Kirsten Baesler has been the elected Superintendent of North Dakota's Public Schools for nearly 12 years. She's now seeking a fourth term.

Before each of her previous three elections to this office, she sought and received the North Dakota Republican Party's endorsement. She sought it again this year, but was denied it by the convention's delegates by a wide margin.

They instead chose home schooling advocate James Bartlett, who has campaigned on bringing the 10 commandments and other Christian tenets to our state's public schools.

On this episode of Plain Talk, Baesler told my co-host Chad Oban and I about her experiences at the state convention, Bartlett's push for more religion in schools, and why voters should give her a fourth term in office.

"I have not heard in 12 years that families are asking us for more Christianity," she said.

She added that she sought the NDGOP's endorsement knowing full well "things had shifted quite a bit in the Republican party" toward a new sort of populism.
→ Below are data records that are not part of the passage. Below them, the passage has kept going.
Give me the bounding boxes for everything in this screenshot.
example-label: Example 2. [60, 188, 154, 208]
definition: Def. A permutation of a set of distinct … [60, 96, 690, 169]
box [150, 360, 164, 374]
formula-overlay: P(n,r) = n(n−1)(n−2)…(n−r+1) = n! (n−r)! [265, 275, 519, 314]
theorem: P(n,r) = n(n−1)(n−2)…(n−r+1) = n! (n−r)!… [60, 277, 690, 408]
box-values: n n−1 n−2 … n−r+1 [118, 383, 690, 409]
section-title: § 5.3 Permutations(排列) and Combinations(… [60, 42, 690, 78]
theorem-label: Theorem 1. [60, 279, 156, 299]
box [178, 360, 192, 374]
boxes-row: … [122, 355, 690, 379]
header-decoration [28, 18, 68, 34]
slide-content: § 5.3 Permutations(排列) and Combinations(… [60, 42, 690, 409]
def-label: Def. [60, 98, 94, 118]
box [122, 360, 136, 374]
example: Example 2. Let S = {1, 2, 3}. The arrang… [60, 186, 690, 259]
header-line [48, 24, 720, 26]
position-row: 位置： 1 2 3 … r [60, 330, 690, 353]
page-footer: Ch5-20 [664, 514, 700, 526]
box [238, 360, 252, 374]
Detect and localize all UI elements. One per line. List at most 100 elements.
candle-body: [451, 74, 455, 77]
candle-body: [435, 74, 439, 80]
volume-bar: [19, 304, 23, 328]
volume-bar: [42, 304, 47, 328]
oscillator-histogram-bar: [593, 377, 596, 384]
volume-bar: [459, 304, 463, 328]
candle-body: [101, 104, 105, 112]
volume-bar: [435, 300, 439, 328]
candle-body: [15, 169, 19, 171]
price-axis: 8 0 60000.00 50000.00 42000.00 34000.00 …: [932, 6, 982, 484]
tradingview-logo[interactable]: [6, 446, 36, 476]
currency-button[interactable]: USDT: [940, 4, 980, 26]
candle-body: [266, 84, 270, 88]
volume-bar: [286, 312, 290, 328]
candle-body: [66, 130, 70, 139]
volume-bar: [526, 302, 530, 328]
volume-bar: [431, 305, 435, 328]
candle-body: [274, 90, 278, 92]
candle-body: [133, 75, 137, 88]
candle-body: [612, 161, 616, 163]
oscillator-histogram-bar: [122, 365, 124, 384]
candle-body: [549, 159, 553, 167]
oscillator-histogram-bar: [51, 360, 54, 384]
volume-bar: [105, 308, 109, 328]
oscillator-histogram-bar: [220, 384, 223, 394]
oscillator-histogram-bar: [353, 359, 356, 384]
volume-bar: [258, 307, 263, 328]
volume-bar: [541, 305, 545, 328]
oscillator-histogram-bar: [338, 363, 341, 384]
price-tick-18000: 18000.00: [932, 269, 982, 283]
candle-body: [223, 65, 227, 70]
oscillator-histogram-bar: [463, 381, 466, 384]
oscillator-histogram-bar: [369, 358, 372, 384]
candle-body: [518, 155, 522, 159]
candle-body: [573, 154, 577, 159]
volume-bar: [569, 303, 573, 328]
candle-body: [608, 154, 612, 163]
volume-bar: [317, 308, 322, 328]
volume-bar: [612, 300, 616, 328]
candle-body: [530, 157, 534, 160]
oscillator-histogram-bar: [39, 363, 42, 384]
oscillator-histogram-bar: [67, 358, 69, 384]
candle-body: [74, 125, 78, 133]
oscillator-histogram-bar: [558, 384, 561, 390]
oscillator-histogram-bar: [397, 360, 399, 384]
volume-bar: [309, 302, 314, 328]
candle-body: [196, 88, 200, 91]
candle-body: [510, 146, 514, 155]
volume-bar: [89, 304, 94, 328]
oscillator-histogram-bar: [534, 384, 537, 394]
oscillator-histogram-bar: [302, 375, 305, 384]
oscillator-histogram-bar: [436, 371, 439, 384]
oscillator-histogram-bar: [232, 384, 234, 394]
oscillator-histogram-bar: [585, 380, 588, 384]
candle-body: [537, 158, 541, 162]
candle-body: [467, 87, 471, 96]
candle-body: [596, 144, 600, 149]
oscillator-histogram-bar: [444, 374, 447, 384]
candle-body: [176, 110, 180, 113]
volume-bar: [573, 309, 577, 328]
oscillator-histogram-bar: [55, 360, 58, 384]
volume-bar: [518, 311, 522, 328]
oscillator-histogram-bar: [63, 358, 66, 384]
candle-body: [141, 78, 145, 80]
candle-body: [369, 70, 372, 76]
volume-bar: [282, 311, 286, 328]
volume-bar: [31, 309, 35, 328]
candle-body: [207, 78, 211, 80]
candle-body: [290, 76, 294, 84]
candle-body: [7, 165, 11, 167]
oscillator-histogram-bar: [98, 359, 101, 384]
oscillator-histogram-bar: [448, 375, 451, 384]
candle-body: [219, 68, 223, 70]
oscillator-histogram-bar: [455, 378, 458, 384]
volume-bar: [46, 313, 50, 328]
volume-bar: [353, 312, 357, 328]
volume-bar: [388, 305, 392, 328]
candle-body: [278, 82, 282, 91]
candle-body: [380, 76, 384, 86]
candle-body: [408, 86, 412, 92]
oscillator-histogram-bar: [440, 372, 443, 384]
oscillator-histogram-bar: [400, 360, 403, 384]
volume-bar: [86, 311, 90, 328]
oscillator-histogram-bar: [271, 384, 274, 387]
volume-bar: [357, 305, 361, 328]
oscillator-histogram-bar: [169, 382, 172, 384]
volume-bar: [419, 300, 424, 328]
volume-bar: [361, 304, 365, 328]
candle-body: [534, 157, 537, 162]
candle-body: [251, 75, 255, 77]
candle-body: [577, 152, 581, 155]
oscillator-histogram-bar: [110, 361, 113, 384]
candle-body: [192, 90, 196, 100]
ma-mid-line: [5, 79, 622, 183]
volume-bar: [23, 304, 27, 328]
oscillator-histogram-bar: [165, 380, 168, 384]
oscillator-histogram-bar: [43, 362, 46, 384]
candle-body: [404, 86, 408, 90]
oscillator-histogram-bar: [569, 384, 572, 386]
She said that whether or not to seek the endorsement at the convention was "weighing" on her mind. "I decided in the end I was going," she said. "I needed to make my case."

Also on this episode, we discuss the politics around North Dakota's five-way Republican U.S. House primary that now features a traditional Republican in Public Service Commisisoner Julie Fedorchak, a populist Republican in former state lawmaker Rick Becker, former Miss America Cara Mund who campaigned against a Republican House incumbent as an independent last cycle, and two newcomer candidates, Alex Balazs and Sharlet Mohr.